Let's consider two variables, $x$ and $y$. Both are binary and $x$ is always 0 when $y$ is 1 and vice versa. Now, I set out to do a linear regression between them. I know the formula is -
$$\beta = (x^Tx)^{-1} (x^Ty)$$
However, $x^Ty = 0$ which means $\beta$ must be 0. However, the coefficient of linear correlation is -1 (which is the same as the coefficient of linear regression). What am I missing here?
First off, $x$ needs to have a column of all ones as well as the column of ones and zeros. This is because your intuition that the line should be $y=1-x$ applies to a regression with an intercept, and an intercept means there's a column of all ones in the $x$ matrix. In this case it is not true that $x^Ty=0.$ Its second component is zero, but not its first.

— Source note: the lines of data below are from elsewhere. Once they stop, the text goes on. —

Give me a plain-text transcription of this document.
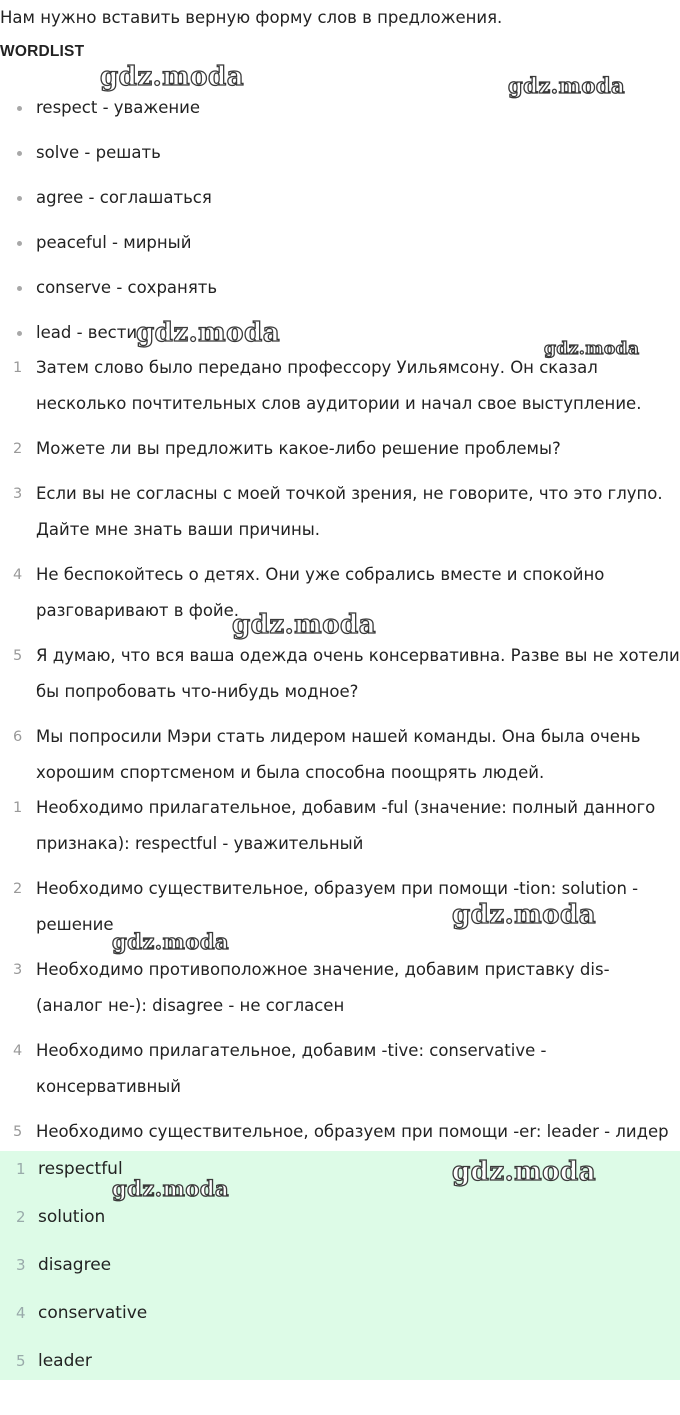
Нам нужно вставить верную форму слов в предложения.
WORDLIST
respect - уважение
solve - решать
agree - соглашаться
peaceful - мирный
conserve - сохранять
lead - вести
1 Затем слово было передано профессору Уильямсону. Он сказал несколько почтительных слов аудитории и начал свое выступление.
2 Можете ли вы предложить какое-либо решение проблемы?
3 Если вы не согласны с моей точкой зрения, не говорите, что это глупо. Дайте мне знать ваши причины.
4 Не беспокойтесь о детях. Они уже собрались вместе и спокойно разговаривают в фойе.
5 Я думаю, что вся ваша одежда очень консервативна. Разве вы не хотели бы попробовать что-нибудь модное?
6 Мы попросили Мэри стать лидером нашей команды. Она была очень хорошим спортсменом и была способна поощрять людей.
1 Необходимо прилагательное, добавим -ful (значение: полный данного признака): respectful - уважительный
2 Необходимо существительное, образуем при помощи -tion: solution - решение
3 Необходимо противоположное значение, добавим приставку dis- (аналог не-): disagree - не согласен
4 Необходимо прилагательное, добавим -tive: conservative - консервативный
5 Необходимо существительное, образуем при помощи -er: leader - лидер
1 respectful
2 solution
3 disagree
4 conservative
5 leader
gdz.moda	gdz.moda
gdz.moda
gdz.moda
gdz.moda
gdz.moda
gdz.moda
gdz.moda
gdz.moda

However still, wouldn't your case still apply to a regression with no intercept? Surely it doesn't make sense that the answer for this would be zero? Actually, it does. Observe that for this case the error for all the points $(0,1)$ is fixed to be one since the regression line is constrained to go through the origin. Thus, to minimize the total error we should set the slope of the line to minimize the error for all the $(1,0)$ points, and the line with slope zero does just that! (This is one illustration of how linear regressions with no intercept can be weird.)